Cazayoux did not run as a liberal, either. He emphasized certain conservative principles while espousing a populist message while running against a "been there, done that" candidate. He successfully blurred the lines enough...the Dems, to their credit, have been adept at finding GOP-lite candidates to run in GOP districts, no matter that they'll toe the Pelosi or Reid line once actually in office.

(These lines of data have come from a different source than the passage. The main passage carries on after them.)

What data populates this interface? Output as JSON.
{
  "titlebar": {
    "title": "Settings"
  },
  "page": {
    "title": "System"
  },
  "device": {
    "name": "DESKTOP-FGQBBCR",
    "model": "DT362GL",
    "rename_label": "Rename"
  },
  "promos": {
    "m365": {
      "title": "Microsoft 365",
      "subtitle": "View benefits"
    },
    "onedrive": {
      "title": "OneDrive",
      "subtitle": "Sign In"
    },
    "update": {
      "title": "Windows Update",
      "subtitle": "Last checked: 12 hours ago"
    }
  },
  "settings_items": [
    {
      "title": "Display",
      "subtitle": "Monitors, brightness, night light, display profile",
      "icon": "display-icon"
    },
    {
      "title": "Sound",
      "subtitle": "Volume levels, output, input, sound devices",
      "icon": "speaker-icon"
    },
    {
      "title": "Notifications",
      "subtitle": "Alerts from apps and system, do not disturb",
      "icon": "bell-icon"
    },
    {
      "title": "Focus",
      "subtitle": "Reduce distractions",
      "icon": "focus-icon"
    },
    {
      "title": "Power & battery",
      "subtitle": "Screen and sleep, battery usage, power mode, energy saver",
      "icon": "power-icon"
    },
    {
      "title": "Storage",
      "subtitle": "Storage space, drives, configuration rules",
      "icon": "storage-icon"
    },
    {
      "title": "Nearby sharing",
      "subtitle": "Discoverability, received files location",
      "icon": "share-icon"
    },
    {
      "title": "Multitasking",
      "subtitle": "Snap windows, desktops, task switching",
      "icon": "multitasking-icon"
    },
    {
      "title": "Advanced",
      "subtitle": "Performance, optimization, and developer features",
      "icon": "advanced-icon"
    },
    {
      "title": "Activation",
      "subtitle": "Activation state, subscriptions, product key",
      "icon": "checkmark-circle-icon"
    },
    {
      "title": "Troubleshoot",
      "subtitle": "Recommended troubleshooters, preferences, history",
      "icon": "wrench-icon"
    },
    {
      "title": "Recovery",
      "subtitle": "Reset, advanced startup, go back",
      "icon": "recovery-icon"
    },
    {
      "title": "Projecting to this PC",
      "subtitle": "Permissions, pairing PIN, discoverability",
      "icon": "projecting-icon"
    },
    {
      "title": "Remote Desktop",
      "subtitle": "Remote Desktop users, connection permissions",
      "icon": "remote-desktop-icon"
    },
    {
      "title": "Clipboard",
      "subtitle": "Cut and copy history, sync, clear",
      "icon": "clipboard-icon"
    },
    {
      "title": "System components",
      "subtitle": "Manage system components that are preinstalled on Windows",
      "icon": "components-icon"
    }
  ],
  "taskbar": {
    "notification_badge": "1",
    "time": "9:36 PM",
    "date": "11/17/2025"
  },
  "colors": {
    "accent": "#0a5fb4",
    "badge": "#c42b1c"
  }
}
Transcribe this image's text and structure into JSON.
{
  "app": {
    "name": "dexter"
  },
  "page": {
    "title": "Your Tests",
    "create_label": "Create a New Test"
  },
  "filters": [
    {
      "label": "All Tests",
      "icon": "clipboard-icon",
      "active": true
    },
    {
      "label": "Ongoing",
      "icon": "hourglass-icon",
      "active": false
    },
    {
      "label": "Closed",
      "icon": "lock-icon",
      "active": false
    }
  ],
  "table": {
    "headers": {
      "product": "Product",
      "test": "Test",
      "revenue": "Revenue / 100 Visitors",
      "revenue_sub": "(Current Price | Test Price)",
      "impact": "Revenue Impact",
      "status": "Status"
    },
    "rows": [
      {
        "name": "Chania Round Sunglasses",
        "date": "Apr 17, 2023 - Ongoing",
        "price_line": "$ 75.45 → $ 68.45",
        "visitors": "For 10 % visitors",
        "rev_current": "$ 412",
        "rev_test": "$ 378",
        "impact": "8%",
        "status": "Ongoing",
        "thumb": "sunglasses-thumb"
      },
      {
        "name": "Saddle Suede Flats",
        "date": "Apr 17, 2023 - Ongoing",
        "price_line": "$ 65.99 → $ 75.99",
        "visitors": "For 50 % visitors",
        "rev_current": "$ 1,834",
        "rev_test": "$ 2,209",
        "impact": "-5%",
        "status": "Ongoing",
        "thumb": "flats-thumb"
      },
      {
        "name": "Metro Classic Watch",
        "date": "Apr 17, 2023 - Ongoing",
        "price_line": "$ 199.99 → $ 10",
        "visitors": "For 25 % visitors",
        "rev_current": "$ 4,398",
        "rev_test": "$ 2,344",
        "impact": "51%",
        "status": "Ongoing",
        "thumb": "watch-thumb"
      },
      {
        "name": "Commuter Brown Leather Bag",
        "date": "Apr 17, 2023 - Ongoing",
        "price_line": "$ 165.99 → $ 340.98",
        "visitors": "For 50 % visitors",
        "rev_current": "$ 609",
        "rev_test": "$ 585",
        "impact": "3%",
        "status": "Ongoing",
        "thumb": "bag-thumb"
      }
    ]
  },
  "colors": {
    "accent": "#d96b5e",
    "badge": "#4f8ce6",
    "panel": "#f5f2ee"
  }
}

And, the Democrats are just as responsible for the "divisive politics of the past" as Republicans are. Politics, and elections, are cyclical...The GOP is down, and the Dems are primed to take advantage. They'll be in power for a time, and then the "throw the bums" out mentality will apply to them as well. I'll remind you that the job approval rating for the Democrat Congress is incredibly low, so the "uniting politics of change" that you so desperately want may indeed be shortlived.

Brent Holl said...

So did the Republicans just pick someone they could hang out to dry? Or were they really overconfident that the old hardball would really work?

There are a distressingly high number of "Blue Dog" Dems that the national party had to go recruit to get that working majority. The idea here is tranformational politics. Even though they are GOP Lite, they help change the numbers, and Liberals have a chance to begin defining the debate. It happens one election at a time. It took the Republicans nearly 40 years, and now they've had it for 30.. The cycle is turning back to the democrats.

The rating is equally a result of Democratic cowardice and getting steamrolled by the lock-step minority along with the complete subordination of the Republican caucus to their leadership. The resulting stonewall has fed the low numbers for Congress, the Democrats AND the Republicans... Like I said, the cycle is turning slowly, but in a progressive direction.